13 luglio 2006

"Sei diretto a Hicksville?"

La vita di una persona può cambiare in un istante. Io ci credo davvero, mi è successo più di una volta e, grazie al cielo, spesso è stato per il meglio. Uno di questi momenti è avvenuto, sotto forma di una specie di illuminazione, durante la lettura di Hicksville.
Senza anticipare nulla della trama di questa meravigliosa graphic novel, Hicksville è una storia sulle motivazioni che spingono un autore a fare fumetti e, in generale, su quelle dietro ad ogni artista. Perchè scrivere, perchè disegnare? Perchè raccontar(si)? La risposta che ho tratto da quest'opera
di Dylan Horrocks è la stessa che, forse, era già nascosta di fronte a me dietro alla spessa coltre di "cosa farò da grande?". L'esigenza di esorcizzare i propri pensieri sulla carta, in una sorta di consapevole transfert freudiano, risponde al bisogno di conoscersi meglio e di spezzare le convenzioni sociali che impediscono alle persone di farsi conoscere davvero. Insomma, l'arte come forma di terapia non solo per chi la fruisce ma soprattutto per chi la realizza.
Di fronte a questa immagine, ogni velleità di fare del fumetto una professione vera e propria ha perso ogni interesse di fronte ai miei occhi. Il bimbo che inseguiva un posto dietro al tecnigrafo come una specie di valhalla naif è diventato un ragazzo con il bisogno primario di dare un senso al caos dell'esistenza, razionalizzandolo attraverso le regole più o meno rigide della narrativa. Hicksville mi ha restituito il valore della scrittura e del disegno, il loro reale peso sulla bilancia della vita. Passioni da coltivare come indispensabili piaceri, con la mentalità di un artista "underground" che non accetta marchette.

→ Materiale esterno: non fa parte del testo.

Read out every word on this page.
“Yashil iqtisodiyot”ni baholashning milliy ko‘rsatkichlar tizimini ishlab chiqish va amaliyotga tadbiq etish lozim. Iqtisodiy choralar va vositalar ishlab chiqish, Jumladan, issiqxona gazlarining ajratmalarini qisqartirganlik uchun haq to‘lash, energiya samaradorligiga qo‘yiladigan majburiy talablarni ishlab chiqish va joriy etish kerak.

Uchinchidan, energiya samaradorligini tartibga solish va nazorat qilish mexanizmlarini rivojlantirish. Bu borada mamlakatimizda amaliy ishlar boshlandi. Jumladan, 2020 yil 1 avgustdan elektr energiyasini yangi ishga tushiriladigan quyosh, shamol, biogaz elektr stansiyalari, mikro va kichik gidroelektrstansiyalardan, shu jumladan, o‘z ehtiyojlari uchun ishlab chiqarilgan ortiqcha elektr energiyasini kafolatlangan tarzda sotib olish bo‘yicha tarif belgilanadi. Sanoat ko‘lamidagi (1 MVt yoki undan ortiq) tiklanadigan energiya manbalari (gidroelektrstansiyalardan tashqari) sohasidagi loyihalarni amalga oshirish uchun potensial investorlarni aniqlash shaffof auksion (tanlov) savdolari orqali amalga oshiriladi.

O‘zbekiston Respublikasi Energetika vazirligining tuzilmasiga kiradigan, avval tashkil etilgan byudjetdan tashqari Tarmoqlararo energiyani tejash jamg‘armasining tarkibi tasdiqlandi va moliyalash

In questo senso, internet è il mezzo ideale per diffondere pubblicamente e senza barriere i propri lavori, cosa che mi auguro di fare d'ora in poi sulle pagine di questo sito. Nella speranza che, perchè no, un giorno la mia catarsi personale possa suggerire a sua volta
a qualcun altro uno di quei momenti che cambiano la vita.